According to the U.S. Bureau of Labor Statistics, more than 45% of female fatalities occur each year from work-related accidents that could be prevented with properly fitting clothing and equipment.

Women are put at risk of falling, being injured, or getting caught in machinery due to the ill-fitting Personal Protective Equipment (PPE) and Personal Protective Clothing (PPC) they are given on the job. Not only that, but the PPE and PPC available today restrain women from performing at their best and perpetuate the myth that men are better suited for jobs in construction, energy, utilities, logging and emergency response.

Unfortunately, however, some women are deterred by the poor fit of daily workwear that makes it difficult to perform, making them feel as if they just don’t fit in.


Getting feedback

During a 2018 focus group session conducted by SeeHerWork, one tradeswoman said: “We need to work together to help more women come in. I’ve been known to grab whatever and get them tailored, but not everyone can afford that — especially the ones just getting started.”

Another tradeswoman shared a similar sentiment: “We are tired of ‘pink it and shrink it’ — we want to perform. … We put our lives in jeopardy daily. It’s no wonder that there are not more women in the industry.”

The method referred to here — “pink it and shrink it” — comes with considerable safety risks. Men’s sized patterns are shrunk down and colored pink in order to be suitable for women.

When safety toe boots are shrunk down, they are often too wide and put women at risk of compression and impact injuries for the lack of full toe coverage.
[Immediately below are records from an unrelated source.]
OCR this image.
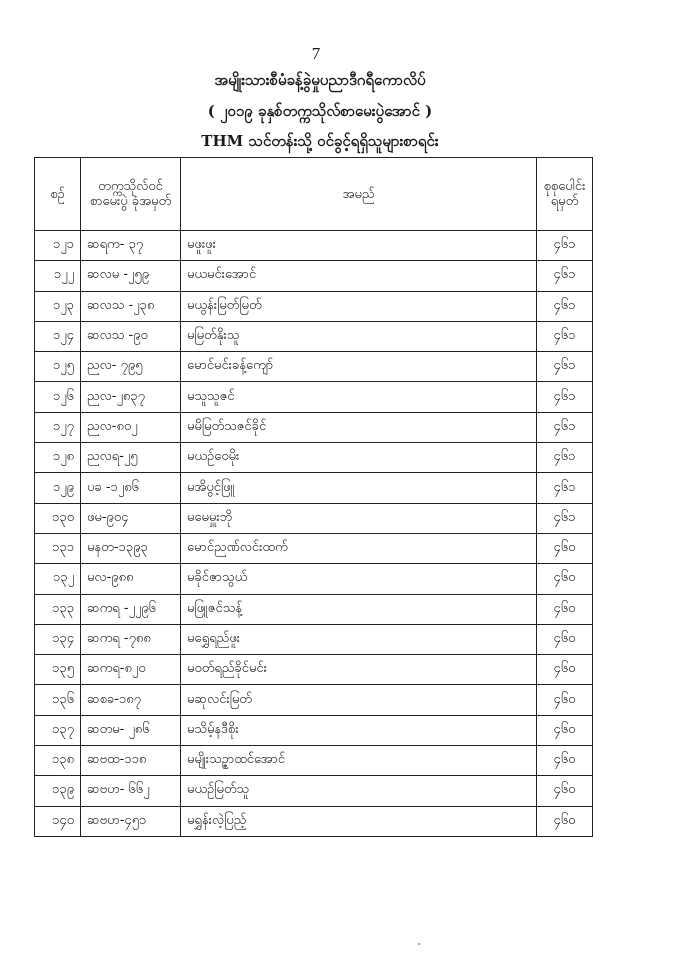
7
အမျိုးသားစီမံခန့်ခွဲမှုပညာဒီဂရီကောလိပ်
( ၂၀၁၉ ခုနှစ်တက္ကသိုလ်စာမေးပွဲအောင် )
THM သင်တန်းသို့ ဝင်ခွင့်ရရှိသူများစာရင်း
စဉ်	တက္ကသိုလ်ဝင် စာမေးပွဲ ခုံအမှတ်	အမည်	စုစုပေါင်း ရမှတ်
၁၂၁	ဆရက- ၃၇	မဖူးဖူး	၄၆၁
၁၂၂	ဆလမ -၂၅၉	မယမင်းအောင်	၄၆၁
၁၂၃	ဆလသ -၂၃၈	မယွန်းမြတ်မြတ်	၄၆၁
၁၂၄	ဆလသ -၉၀	မမြတ်နိုးသူ	၄၆၁
၁၂၅	ညလ- ၇၉၅	မောင်မင်းခန့်ကျော်	၄၆၁
၁၂၆	ညလ-၂၈၃၇	မသူသူဇင်	၄၆၁
၁၂၇	ညလ-၈၀၂	မမိမြတ်သဇင်ခိုင်	၄၆၁
၁၂၈	ညလရ-၂၅	မယဉ်ဝေမိုး	၄၆၁
၁၂၉	ပခ -၁၂၈၆	မအိပွင့်ဖြူ	၄၆၁
၁၃၀	ဖမ-၉၀၄	မမေမှူးဘို	၄၆၁
၁၃၁	မနတ-၁၃၉၃	မောင်ညဏ်လင်းထက်	၄၆၀
၁၃၂	မလ-၉၈၈	မခိုင်ဇာသွယ်	၄၆၀
၁၃၃	ဆကရ -၂၂၉၆	မဖြူဇင်သန့်	၄၆၀
၁၃၄	ဆကရ -၇၈၈	မရွှေရည်ဖူး	၄၆၀
၁၃၅	ဆကရ-၈၂၀	မဝတ်ရည်ခိုင်မင်း	၄၆၀
၁၃၆	ဆစခ-၁၈၇	မဆုလင်းမြတ်	၄၆၀
၁၃၇	ဆတမ- ၂၈၆	မသိမ့်နဒီစိုး	၄၆၀
၁၃၈	ဆဗထ-၁၁၈	မမျိုးသဥ္ဇာထင်အောင်	၄၆၀
၁၃၉	ဆဗဟ- ၆၆၂	မယဉ်မြတ်သူ	၄၆၀
၁၄၀	ဆဗဟ-၄၅၁	မရွှန်းလဲ့ပြည့်	၄၆၀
In one popular work pant, women are unable to wear protective and reinforcing knee pads because the pants have been shrunk to the point where the pads no longer fit.

A 2014 study by The National Institute for Occupational Safety and Health (NIOSH) revealed similar concerns from tradeswomen regarding the PPE and PPC provided to them on the job. A major talking point was glove fit with interviewees, one of whom said: "You can be hurt. … That glove could get wrapped up in a fan belt.”

“They gave me gloves so humongous, I couldn't even pick anything up," said another.

While the American National Standards Institute (ANSI) sets expectations for fit, there are no required ANSI tests to ensure compliance by the manufacturers. The same is true for the American Society for Testing and Materials (ASTM) and the European Committee for Standardization (CEN).

The Occupational Safety and Health Adminstration (OSHA) is in place to “assure safe and healthy working conditions for working men and women by setting and enforcing standards and by providing training, outreach, education and assistance.” OSHA expects employers to be responsible for ensuring the fit of workwear, but unfortunately, most employers blindly trust catalogs and distributors that recommend small men’s sizes or “pink it and shrink it” options without fully understanding the risks.

The research is clear. Women need well-designed and well-fitting work clothes — something that does not exist on the market today. The absence of proper work gear for women is negligent and deters women from participating in these careers. Plus, the employer’s bottom line is ultimately affected.

Imagine how much time and money are spent attracting and retaining high-performance workers. Employers are missing opportunities by overlooking 50% of the workforce population. The needs of men and women are not all that different. Workers want to perform and they want to be successful.

We need to ensure we are meeting worker’s basic needs whether they are male or female. We need to keep workers Safe and Strong with properly fitting PPE and PPC. We need to enable them so they deliver what employers want: high-performance results.